- Swarth Fell from Wild Boar Fell

Highest point
- Elevation: 681 m (2,234 ft)
- Prominence: 76 m (249 ft)
- Parent peak: Wild Boar Fell
- Listing: Hewitt, Nuttall
- Coordinates: 54°21′54″N 2°22′39″W﻿ / ﻿54.36487°N 2.37741°W

Geography
- Location: Mallerstang, Cumbria, England
- Parent range: Pennines
- OS grid: SD7557596660
- Topo map: OS Landranger 98

= Swarth Fell =

Hill in Northern England

Swarth Fell is an approximately 1 mi stretch of high ground (consisting mainly of limestone capped with millstone grit) situated to the south of Wild Boar Fell, of which it is a continuation. It is mostly within Mallerstang, Cumbria, but the boundary between Cumbria and North Yorkshire (historically Westmorland and the West Riding of Yorkshire) runs along its length, just to the west of the highest points.

Swarth Fell in evening sunlight, seen from Mallerstang, looking south.

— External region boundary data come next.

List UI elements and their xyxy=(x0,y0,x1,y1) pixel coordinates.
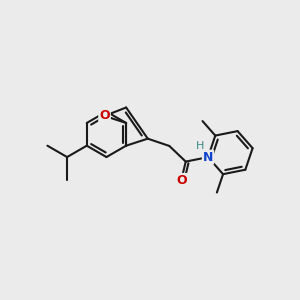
Text: H: H xyxy=(196,141,205,151)
Text: O: O xyxy=(99,110,110,122)
Text: N: N xyxy=(203,151,213,164)
Text: O: O xyxy=(176,174,187,187)
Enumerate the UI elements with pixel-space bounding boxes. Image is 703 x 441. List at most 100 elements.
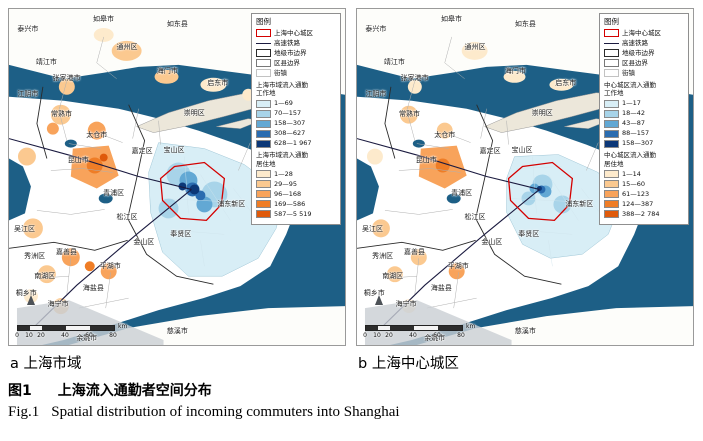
legend-class-label: 15—60 bbox=[622, 179, 646, 188]
legend-class-row: 15—60 bbox=[604, 179, 684, 189]
legend-class-row: 1—17 bbox=[604, 99, 684, 108]
res-class-swatch-3 bbox=[604, 190, 619, 199]
legend-item-label: 区县边界 bbox=[274, 58, 300, 67]
legend-item: 街镇 bbox=[604, 69, 684, 78]
town-swatch bbox=[604, 69, 619, 78]
legend-class-row: 96—168 bbox=[256, 189, 336, 199]
scalebar-segment bbox=[366, 326, 378, 330]
county-swatch bbox=[604, 59, 619, 68]
legend-class-row: 18—42 bbox=[604, 109, 684, 118]
scalebar-segment bbox=[90, 326, 114, 330]
legend-class-label: 1—28 bbox=[274, 169, 293, 178]
caption-zh-text: 上海流入通勤者空间分布 bbox=[57, 383, 212, 399]
scalebar-segment bbox=[414, 326, 438, 330]
legend-group-title: 中心城区流入通勤 bbox=[604, 80, 656, 89]
legend-class-row: 1—14 bbox=[604, 170, 684, 179]
res-class-swatch-1 bbox=[604, 170, 619, 179]
scalebar-segment bbox=[378, 326, 390, 330]
caption-zh-label: 图1 bbox=[8, 383, 32, 399]
scalebar-tick: 60 bbox=[85, 332, 93, 339]
caption-en-label: Fig.1 bbox=[8, 404, 40, 420]
legend-class-label: 587—5 519 bbox=[274, 209, 312, 218]
central-swatch bbox=[604, 28, 619, 37]
work-class-swatch-1 bbox=[604, 99, 619, 108]
work-class-swatch-1 bbox=[256, 99, 271, 108]
scalebar-segment bbox=[42, 326, 66, 330]
legend-item-label: 高速铁路 bbox=[274, 38, 300, 47]
legend-item: 地级市边界 bbox=[256, 49, 336, 58]
legend-group-subtitle: 工作地 bbox=[256, 89, 276, 98]
scalebar-bar bbox=[365, 325, 463, 331]
res-class-swatch-5 bbox=[604, 210, 619, 219]
legend-class-row: 158—307 bbox=[604, 139, 684, 148]
figure-captions: 图1 上海流入通勤者空间分布 Fig.1 Spatial distribution … bbox=[0, 380, 703, 421]
res-class-swatch-1 bbox=[256, 170, 271, 179]
work-class-swatch-3 bbox=[256, 119, 271, 128]
legend-title: 图例 bbox=[604, 17, 619, 26]
legend-class-label: 308—627 bbox=[274, 129, 306, 138]
legend-class-row: 88—157 bbox=[604, 129, 684, 138]
work-class-swatch-4 bbox=[604, 129, 619, 138]
central-swatch bbox=[256, 28, 271, 37]
scalebar-a: 0 10 20 40 60 80 km bbox=[15, 295, 147, 339]
county-swatch bbox=[256, 59, 271, 68]
legend-class-label: 124—387 bbox=[622, 199, 654, 208]
scalebar-segment bbox=[390, 326, 414, 330]
work-class-swatch-5 bbox=[256, 139, 271, 148]
legend-group-title: 上海市域流入通勤 bbox=[256, 80, 308, 89]
legend-b: 图例 上海中心城区 高速铁路 地级市边界 区县边界 街镇 中心城区流入通勤 工作地 1—17 18… bbox=[599, 13, 689, 225]
prefecture-swatch bbox=[256, 49, 271, 58]
scalebar-tick: 10 bbox=[25, 332, 33, 339]
res-class-swatch-4 bbox=[604, 200, 619, 209]
scalebar-b: 0 10 20 40 60 80 km bbox=[363, 295, 495, 339]
legend-class-row: 43—87 bbox=[604, 119, 684, 128]
legend-class-row: 1—69 bbox=[256, 99, 336, 108]
legend-item: 上海中心城区 bbox=[604, 29, 684, 37]
scalebar-segment bbox=[66, 326, 90, 330]
legend-item-label: 高速铁路 bbox=[622, 38, 648, 47]
scalebar-unit: km bbox=[466, 323, 476, 330]
legend-class-label: 158—307 bbox=[622, 139, 654, 148]
town-swatch bbox=[256, 69, 271, 78]
map-b: 泰兴市 如皋市 如东县 靖江市 通州区 海门市 启东市 张家港市 江阴市 常熟市 崇明区 太仓市 昆山市… bbox=[356, 8, 694, 346]
legend-item-label: 地级市边界 bbox=[622, 48, 655, 57]
legend-class-row: 169—586 bbox=[256, 199, 336, 209]
scalebar-ticks: 0 10 20 40 60 80 bbox=[363, 331, 475, 339]
map-a-svg bbox=[9, 9, 345, 345]
legend-item-label: 上海中心城区 bbox=[274, 28, 313, 37]
scalebar-segment bbox=[438, 326, 462, 330]
panel-b-caption: b 上海中心城区 bbox=[358, 356, 459, 372]
scalebar-tick: 20 bbox=[37, 332, 45, 339]
res-class-swatch-3 bbox=[256, 190, 271, 199]
legend-group-title: 上海市域流入通勤 bbox=[256, 151, 308, 160]
legend-class-label: 169—586 bbox=[274, 199, 306, 208]
scalebar-unit: km bbox=[118, 323, 128, 330]
scalebar-tick: 20 bbox=[385, 332, 393, 339]
scalebar-segment bbox=[30, 326, 42, 330]
legend-class-row: 61—123 bbox=[604, 190, 684, 199]
legend-class-label: 43—87 bbox=[622, 119, 646, 128]
scalebar-bar bbox=[17, 325, 115, 331]
legend-class-row: 308—627 bbox=[256, 129, 336, 138]
scalebar-tick: 60 bbox=[433, 332, 441, 339]
legend-class-row: 587—5 519 bbox=[256, 209, 336, 219]
legend-class-row: 158—307 bbox=[256, 119, 336, 128]
scalebar-graphic: 0 10 20 40 60 80 km bbox=[363, 323, 493, 339]
legend-class-label: 96—168 bbox=[274, 189, 302, 198]
legend-class-row: 388—2 784 bbox=[604, 209, 684, 219]
legend-item: 地级市边界 bbox=[604, 48, 684, 58]
panel-a: 泰兴市 如皋市 如东县 靖江市 通州区 海门市 启东市 张家港市 江阴市 常熟市 崇明区 太仓市 昆山市… bbox=[8, 8, 346, 373]
legend-class-label: 388—2 784 bbox=[622, 209, 660, 218]
legend-class-label: 158—307 bbox=[274, 119, 306, 128]
res-class-swatch-4 bbox=[256, 200, 271, 209]
scalebar-ticks: 0 10 20 40 60 80 bbox=[15, 331, 127, 339]
legend-item: 区县边界 bbox=[256, 58, 336, 68]
panel-a-caption: a 上海市域 bbox=[10, 356, 82, 372]
scalebar-tick: 40 bbox=[409, 332, 417, 339]
panel-b: 泰兴市 如皋市 如东县 靖江市 通州区 海门市 启东市 张家港市 江阴市 常熟市 崇明区 太仓市 昆山市… bbox=[356, 8, 694, 373]
rail-swatch bbox=[256, 42, 271, 44]
work-class-swatch-2 bbox=[604, 109, 619, 118]
map-panels: 泰兴市 如皋市 如东县 靖江市 通州区 海门市 启东市 张家港市 江阴市 常熟市 崇明区 太仓市 昆山市… bbox=[8, 8, 694, 373]
legend-item: 高速铁路 bbox=[604, 39, 684, 47]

The summit, (681 m) which is marked by a cairn, and is listed as both a Hewitt and a Nuttall, lies 2.1 km to the south of the summit of Wild Boar Fell, the two fells being separated by a col - where there are several cairns, and a small tarn; Swarth Fell Tarn. (This small tarn can just be seen in the photograph above right). Historically, the tarn was unnamed, and Alfred Wainwright described it as "a small, nameless sheet of water." In 2017, the Ordnance Survey agreed to label the tarn on maps as Swarth Fell Tarn.

The name "Swarth" fell, like most of the names of geographical features in the area, is of Norse origin: svartr, dark in colour.

Approximately 1 km south-east of the summit is the fell's other high point, Swarth Fell Pike (651 m). Baugh Fell, Yorkshire Dales, is 5.3 km to the south-west, separated from Swarth Fell by Grisedale.